Yet despite the usual question marks, experts believe Christmas 2021 could be one for the books following disappointment for many last year. “This could be a really bumper Christmas,” says Edward Berry, consultant at The Flying Fork. “I think there’s a good reason to be optimistic, and you only have to look at what’s been going on around the country with UK holiday travel and festivals,” he says. “There is a great desire to see everybody and to be sociable, and Christmas retail feeds into that moment to be together and to celebrate.”
This doesn’t mean retailers can rest on their laurels and go back to the Christmas 2019 playbook. “Christmas this year will not be back to normal,” predicts Sarah Elliott, shop manager at Minskip Farm Shop. “However, it will definitely be bigger and better than last year. I think it will be an extra-special Christmas to make up for what everyone has missed out on – not just last Christmas, but the last year as a whole,” she continued. To help retailers live up to customers weighty expectations this year, Speciality Food has outlined a checklist of eight steps retailers can follow in order to make Christmas 2021 one to remember.
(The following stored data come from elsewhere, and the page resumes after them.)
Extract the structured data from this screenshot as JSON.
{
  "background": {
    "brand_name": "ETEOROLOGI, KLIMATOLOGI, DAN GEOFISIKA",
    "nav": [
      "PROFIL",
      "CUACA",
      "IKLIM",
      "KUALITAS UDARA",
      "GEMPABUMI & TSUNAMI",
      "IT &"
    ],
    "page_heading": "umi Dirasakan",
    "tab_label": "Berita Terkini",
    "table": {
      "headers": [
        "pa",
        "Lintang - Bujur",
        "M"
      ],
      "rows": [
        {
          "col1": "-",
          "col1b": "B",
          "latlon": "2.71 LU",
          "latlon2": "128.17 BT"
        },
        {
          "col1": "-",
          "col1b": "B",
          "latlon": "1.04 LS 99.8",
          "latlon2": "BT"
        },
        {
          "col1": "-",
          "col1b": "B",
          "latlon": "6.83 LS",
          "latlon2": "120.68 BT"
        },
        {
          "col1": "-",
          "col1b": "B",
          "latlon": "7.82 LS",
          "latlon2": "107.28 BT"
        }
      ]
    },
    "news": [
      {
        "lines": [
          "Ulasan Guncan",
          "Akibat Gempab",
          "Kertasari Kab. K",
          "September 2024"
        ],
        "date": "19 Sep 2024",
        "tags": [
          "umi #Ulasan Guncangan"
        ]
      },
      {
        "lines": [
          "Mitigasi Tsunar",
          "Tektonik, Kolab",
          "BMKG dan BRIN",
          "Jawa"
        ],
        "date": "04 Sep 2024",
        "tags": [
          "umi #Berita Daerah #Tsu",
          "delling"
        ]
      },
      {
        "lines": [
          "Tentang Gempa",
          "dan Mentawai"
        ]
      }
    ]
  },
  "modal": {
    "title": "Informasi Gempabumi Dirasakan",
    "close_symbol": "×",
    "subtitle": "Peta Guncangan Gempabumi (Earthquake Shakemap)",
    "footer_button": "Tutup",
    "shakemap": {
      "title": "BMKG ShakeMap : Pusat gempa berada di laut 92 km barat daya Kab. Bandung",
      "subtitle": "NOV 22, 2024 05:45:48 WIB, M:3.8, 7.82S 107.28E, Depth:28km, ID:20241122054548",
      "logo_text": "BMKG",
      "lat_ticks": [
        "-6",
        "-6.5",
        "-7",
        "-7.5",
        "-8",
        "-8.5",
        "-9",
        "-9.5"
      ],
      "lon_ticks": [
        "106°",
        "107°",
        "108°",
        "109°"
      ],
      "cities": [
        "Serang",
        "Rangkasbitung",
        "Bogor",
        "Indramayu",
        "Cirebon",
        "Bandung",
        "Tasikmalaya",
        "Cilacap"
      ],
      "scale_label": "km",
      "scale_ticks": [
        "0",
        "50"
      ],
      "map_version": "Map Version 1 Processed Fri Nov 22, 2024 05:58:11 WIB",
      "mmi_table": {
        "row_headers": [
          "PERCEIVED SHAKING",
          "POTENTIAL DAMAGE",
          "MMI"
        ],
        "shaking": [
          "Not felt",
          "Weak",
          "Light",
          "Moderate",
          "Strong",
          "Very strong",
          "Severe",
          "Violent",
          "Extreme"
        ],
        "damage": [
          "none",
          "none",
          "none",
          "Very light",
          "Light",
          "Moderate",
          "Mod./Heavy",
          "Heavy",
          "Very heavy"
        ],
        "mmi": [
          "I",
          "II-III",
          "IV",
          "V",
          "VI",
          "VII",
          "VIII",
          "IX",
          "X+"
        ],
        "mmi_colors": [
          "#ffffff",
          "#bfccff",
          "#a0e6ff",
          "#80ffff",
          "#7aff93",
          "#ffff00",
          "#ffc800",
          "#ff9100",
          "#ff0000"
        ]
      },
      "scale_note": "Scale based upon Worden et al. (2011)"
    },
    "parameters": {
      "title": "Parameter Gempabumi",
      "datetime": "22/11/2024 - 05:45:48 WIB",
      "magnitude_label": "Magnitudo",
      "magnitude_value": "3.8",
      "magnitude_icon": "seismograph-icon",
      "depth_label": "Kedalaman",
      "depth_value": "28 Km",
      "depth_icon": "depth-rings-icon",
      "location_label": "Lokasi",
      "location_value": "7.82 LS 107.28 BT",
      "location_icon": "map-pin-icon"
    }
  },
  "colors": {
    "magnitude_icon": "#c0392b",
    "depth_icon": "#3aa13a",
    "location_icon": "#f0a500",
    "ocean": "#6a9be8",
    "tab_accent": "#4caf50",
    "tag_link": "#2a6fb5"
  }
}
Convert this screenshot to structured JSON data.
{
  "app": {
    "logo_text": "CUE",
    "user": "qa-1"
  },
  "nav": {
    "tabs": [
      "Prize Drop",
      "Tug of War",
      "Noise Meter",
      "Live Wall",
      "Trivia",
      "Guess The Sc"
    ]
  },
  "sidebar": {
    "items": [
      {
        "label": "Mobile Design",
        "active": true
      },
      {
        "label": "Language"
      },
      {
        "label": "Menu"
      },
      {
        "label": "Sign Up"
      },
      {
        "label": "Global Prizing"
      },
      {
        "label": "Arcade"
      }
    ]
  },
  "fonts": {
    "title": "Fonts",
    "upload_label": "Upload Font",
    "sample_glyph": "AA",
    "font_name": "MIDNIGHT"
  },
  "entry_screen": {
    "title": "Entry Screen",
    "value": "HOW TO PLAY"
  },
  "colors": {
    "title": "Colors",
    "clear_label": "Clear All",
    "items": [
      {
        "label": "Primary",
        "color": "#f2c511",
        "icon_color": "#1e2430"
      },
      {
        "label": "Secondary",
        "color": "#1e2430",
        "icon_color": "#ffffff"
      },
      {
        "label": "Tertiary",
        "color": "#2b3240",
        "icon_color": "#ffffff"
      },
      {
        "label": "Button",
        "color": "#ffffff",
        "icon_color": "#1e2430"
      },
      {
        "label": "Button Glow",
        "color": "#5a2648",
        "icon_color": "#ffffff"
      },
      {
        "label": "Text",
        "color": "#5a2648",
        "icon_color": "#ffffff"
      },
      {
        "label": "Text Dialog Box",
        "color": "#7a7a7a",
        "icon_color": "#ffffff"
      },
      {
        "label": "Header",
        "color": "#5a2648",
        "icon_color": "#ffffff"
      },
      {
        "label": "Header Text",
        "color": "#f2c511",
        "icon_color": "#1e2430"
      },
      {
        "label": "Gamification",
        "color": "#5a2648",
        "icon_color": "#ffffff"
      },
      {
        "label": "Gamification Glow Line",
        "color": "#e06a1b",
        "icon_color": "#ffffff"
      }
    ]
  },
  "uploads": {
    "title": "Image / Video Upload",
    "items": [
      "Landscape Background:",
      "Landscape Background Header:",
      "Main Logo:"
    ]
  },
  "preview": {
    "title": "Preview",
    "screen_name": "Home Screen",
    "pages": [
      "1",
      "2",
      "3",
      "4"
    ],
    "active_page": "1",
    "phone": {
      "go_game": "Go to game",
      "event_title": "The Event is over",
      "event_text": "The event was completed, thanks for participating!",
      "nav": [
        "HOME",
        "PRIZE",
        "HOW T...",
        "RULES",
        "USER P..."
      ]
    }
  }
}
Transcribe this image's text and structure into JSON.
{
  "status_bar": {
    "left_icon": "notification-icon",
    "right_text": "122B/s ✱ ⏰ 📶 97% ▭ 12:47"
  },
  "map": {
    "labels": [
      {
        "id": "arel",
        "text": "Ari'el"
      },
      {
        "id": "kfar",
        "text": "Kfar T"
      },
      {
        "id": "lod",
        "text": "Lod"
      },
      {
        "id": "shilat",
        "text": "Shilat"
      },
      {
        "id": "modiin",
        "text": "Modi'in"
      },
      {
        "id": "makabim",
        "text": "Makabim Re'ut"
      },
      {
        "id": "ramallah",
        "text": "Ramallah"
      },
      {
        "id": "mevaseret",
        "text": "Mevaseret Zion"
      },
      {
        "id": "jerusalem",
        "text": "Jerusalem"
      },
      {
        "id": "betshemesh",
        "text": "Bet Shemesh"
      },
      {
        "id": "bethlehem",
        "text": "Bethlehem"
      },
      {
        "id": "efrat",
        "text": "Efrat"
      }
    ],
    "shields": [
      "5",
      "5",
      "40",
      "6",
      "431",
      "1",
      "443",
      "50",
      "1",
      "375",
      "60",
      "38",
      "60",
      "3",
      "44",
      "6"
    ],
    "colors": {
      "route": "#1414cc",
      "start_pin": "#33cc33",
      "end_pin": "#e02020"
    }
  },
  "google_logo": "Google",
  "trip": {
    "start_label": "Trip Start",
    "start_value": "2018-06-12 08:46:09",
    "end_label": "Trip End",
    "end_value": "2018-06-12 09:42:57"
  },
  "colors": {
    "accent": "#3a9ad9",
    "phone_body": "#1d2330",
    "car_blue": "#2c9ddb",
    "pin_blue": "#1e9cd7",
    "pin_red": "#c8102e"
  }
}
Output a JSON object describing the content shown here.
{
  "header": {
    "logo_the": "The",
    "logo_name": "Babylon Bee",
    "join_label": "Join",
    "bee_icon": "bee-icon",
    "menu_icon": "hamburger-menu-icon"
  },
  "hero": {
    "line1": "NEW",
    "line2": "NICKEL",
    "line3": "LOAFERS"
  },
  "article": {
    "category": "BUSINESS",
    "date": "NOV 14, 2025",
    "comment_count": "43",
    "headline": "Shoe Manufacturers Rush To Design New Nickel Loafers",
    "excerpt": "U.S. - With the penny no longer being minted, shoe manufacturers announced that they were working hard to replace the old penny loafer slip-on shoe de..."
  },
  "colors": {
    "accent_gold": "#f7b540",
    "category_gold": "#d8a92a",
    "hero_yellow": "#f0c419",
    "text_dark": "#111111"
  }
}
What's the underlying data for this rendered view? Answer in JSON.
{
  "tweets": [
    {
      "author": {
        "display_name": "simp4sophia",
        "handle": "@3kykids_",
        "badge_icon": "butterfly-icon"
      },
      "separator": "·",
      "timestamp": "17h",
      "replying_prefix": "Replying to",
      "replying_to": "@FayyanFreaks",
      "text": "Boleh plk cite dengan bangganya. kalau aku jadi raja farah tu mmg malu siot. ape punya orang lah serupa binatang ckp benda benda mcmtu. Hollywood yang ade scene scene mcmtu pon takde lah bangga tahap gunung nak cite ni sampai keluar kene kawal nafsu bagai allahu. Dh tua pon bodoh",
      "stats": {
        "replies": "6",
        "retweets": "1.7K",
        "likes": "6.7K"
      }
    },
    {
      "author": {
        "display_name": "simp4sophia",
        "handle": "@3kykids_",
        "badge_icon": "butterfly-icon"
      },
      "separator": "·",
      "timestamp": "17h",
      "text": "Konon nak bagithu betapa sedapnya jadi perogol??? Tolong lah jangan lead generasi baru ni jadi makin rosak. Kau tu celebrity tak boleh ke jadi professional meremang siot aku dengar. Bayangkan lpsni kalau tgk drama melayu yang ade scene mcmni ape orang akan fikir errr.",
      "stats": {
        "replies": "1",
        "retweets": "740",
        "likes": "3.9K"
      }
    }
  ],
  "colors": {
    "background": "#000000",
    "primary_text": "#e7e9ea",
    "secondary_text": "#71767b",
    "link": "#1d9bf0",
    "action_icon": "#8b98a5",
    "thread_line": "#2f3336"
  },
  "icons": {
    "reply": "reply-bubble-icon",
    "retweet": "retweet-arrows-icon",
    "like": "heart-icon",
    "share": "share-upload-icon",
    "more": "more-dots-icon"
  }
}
Fine food independents shouldn’t underestimate consumers’ desire to get together and celebrate this Christmas, warns Catherine Erdly, founder of The Resilient Retail Club – and that means pushing the Christmas sell early. “The key is going to be preparing in plenty of time for people who want to get ready early and making sure that you’re talking about your offers for Christmas from October onwards so that people can start planning even if they are not purchasing right away,” she says.
Sarah adds that ordering stock in plenty of time is critical to success over the holidays. “The majority of our Christmas stock was ordered in late spring, beginning of summer, which felt like a bizarre activity in the glorious sunshine we were having,” she says. And to those who were hesitant about quantities, Edward suggests that retailers shouldn’t be afraid of going big this festive season. “The major message for retailers is to be a little bullish, and be prepared for some busy days and nights,” he says. “My advice would be to be ambitious.”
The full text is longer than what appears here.